Ook de zionisten geloofden dat ‘dissimilatie’, gepaard met emigratie naar Palestina een ‘wederzijds aanvaardbare oplossing’ kon zijn. Zij dachten dan vooral aan jongeren, en hopelijk ook kapitalisten. In die eerste jaren van het nationaal-socialisme kwam het tot een wederzijds akkoord waar beide partijen tevreden over waren, het Ha’avara- of Transferakkoord, dat het voor een emigrant mogelijk maakte zijn kapitaal naar Palestina over te hevelen. Het resultaat was dat in de jaren dertig, toen de Amerikaanse joden probeerden een boycot te organiseren van Duitse goederen, Palestina als enige uitzondering, overspoeld werd met producten “made in Germany.” Het Joods Agentschap richtte zelfs een speciale commissie op die zich met de problemen van de Duitse joden moest bezig houden. Ben Goerion beschreef de commissie zo: “Het is niet de taak van de commissie om te ijveren voor de rechten van de joden in Duitsland. De commissie moet zich enkel interesseren voor het probleem van de Duitse joden in zoverre ze naar Palestina kunnen emigreren.” Net na Kristalnacht verklaarde dezelfde toekomstige premier van Israël: “Als men mij voor de keuze plaatst en zegt dat ik alle kinderen in Duitsland kan redden door ze naar Engeland te laten vertrekken, of dat ik maar de helft kan redden door ze naar Eretz Israël te laten komen, dan kies ik voor de tweede mogelijkheid.”
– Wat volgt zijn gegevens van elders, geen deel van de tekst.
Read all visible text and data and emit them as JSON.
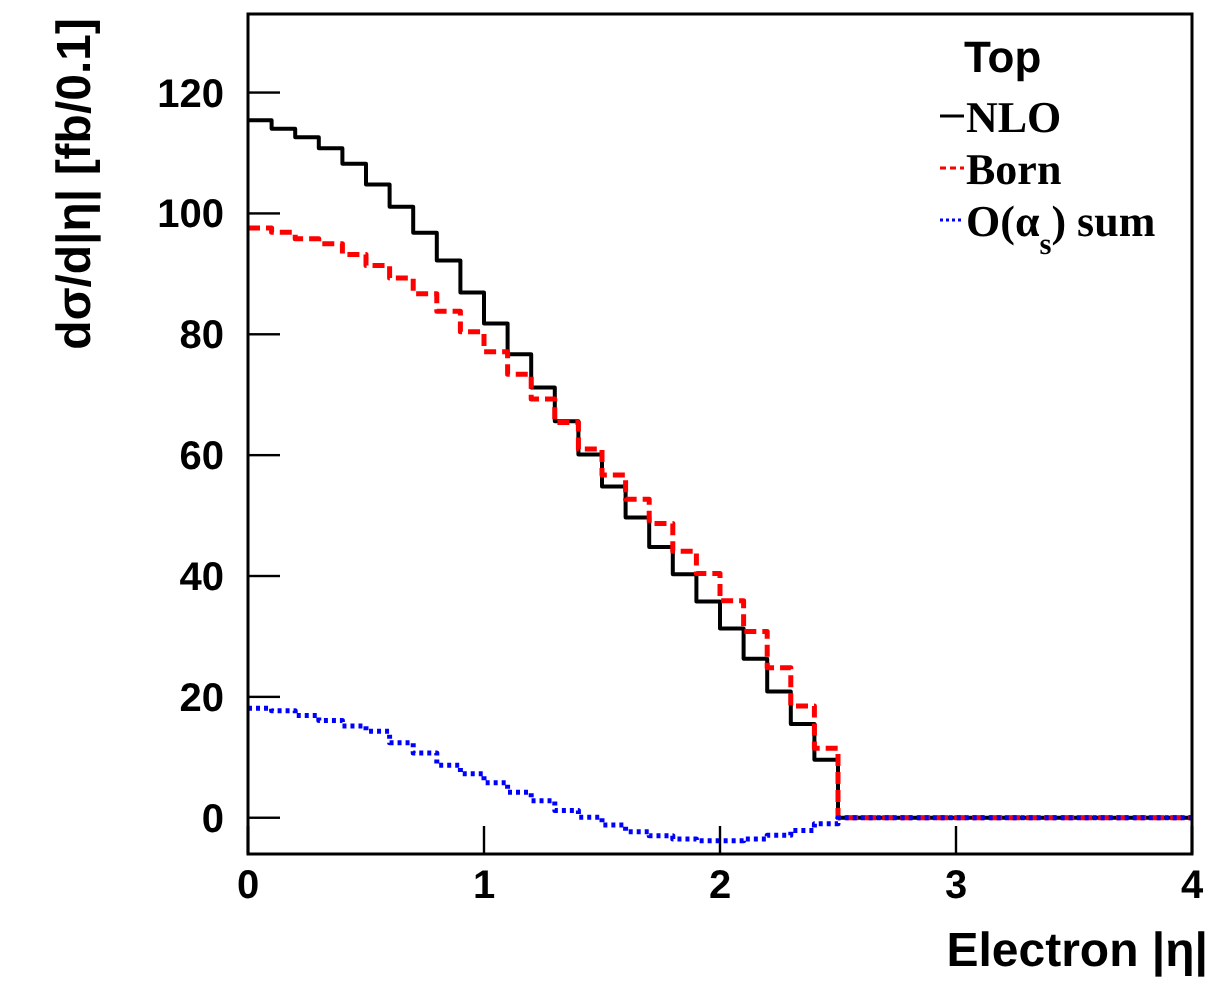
{
  "chart_data": {
    "type": "step",
    "xlabel": "Electron |η|",
    "ylabel": "dσ/d|η| [fb/0.1]",
    "legend_title": "Top",
    "legend": "top right",
    "grid": false,
    "x": [
      0,
      0.1,
      0.2,
      0.3,
      0.4,
      0.5,
      0.6,
      0.7,
      0.8,
      0.9,
      1.0,
      1.1,
      1.2,
      1.3,
      1.4,
      1.5,
      1.6,
      1.7,
      1.8,
      1.9,
      2.0,
      2.1,
      2.2,
      2.3,
      2.4,
      2.5,
      2.6,
      2.7,
      2.8,
      2.9,
      3.0,
      3.1,
      3.2,
      3.3,
      3.4,
      3.5,
      3.6,
      3.7,
      3.8,
      3.9,
      4.0
    ],
    "series": [
      {
        "name": "NLO",
        "color": "#000000",
        "line_style": "solid",
        "values": [
          115.4,
          114.0,
          112.6,
          110.8,
          108.2,
          104.8,
          101.1,
          96.8,
          92.2,
          86.9,
          81.8,
          76.7,
          71.2,
          65.6,
          60.1,
          54.8,
          49.7,
          44.8,
          40.3,
          35.8,
          31.3,
          26.3,
          20.9,
          15.5,
          9.6,
          0,
          0,
          0,
          0,
          0,
          0,
          0,
          0,
          0,
          0,
          0,
          0,
          0,
          0,
          0,
          0
        ]
      },
      {
        "name": "Born",
        "color": "#ff0000",
        "line_style": "dashed",
        "values": [
          97.6,
          96.9,
          95.8,
          95.0,
          93.2,
          91.4,
          89.3,
          86.7,
          83.8,
          80.4,
          77.1,
          73.4,
          69.3,
          65.4,
          61.0,
          56.7,
          52.7,
          48.7,
          44.1,
          40.4,
          35.9,
          30.8,
          24.8,
          18.5,
          11.5,
          0,
          0,
          0,
          0,
          0,
          0,
          0,
          0,
          0,
          0,
          0,
          0,
          0,
          0,
          0,
          0
        ]
      },
      {
        "name": "O(α$_{s}$) sum",
        "color": "#0000ff",
        "line_style": "dotted",
        "values": [
          18.1,
          17.7,
          16.9,
          16.1,
          15.2,
          14.3,
          12.4,
          10.7,
          8.7,
          7.3,
          5.8,
          4.2,
          2.8,
          1.2,
          0.1,
          -1.2,
          -2.3,
          -3.0,
          -3.5,
          -3.8,
          -3.8,
          -3.5,
          -2.9,
          -2.1,
          -1.0,
          0,
          0,
          0,
          0,
          0,
          0,
          0,
          0,
          0,
          0,
          0,
          0,
          0,
          0,
          0,
          0
        ]
      }
    ],
    "xlim": [
      0,
      4
    ],
    "xticks": [
      0,
      1,
      2,
      3,
      4
    ],
    "ylim": [
      -6,
      133
    ],
    "yticks": [
      0,
      20,
      40,
      60,
      80,
      100,
      120
    ]
  }
}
Een ander punt van samenwerking was de oprichting van ‘Umschulungslager’, trainingskampen voor emigranten naar Palestina. In 1936 beheerden de zionisten er een veertigtal in NS-Duitsland, vooral gesteund door de SS. Pas nadat Polen en andere Oost-Europese landen onder de voet waren gelopen veranderde de Duitse houding. Toch gaven sommige zionisten niet op. De rechtervleugel die later zou opgaan in de huidige Likudpartij en die dan geleid wordt door de later premiers Menahem Begin en Yitzhak Shamir, blijft contact zoeken. Begin 1941 deden zij de nationaal-socialisten een voorstel tot actieve deelname van hun partij aan de oorlog, aan de zijde van Duitsland, waarbij zij ondermeer een samenwerking voorstellen tussen het “Deutsche Volk und das Völkisch-Nationale Hebräertum” in het Midden-Oosten!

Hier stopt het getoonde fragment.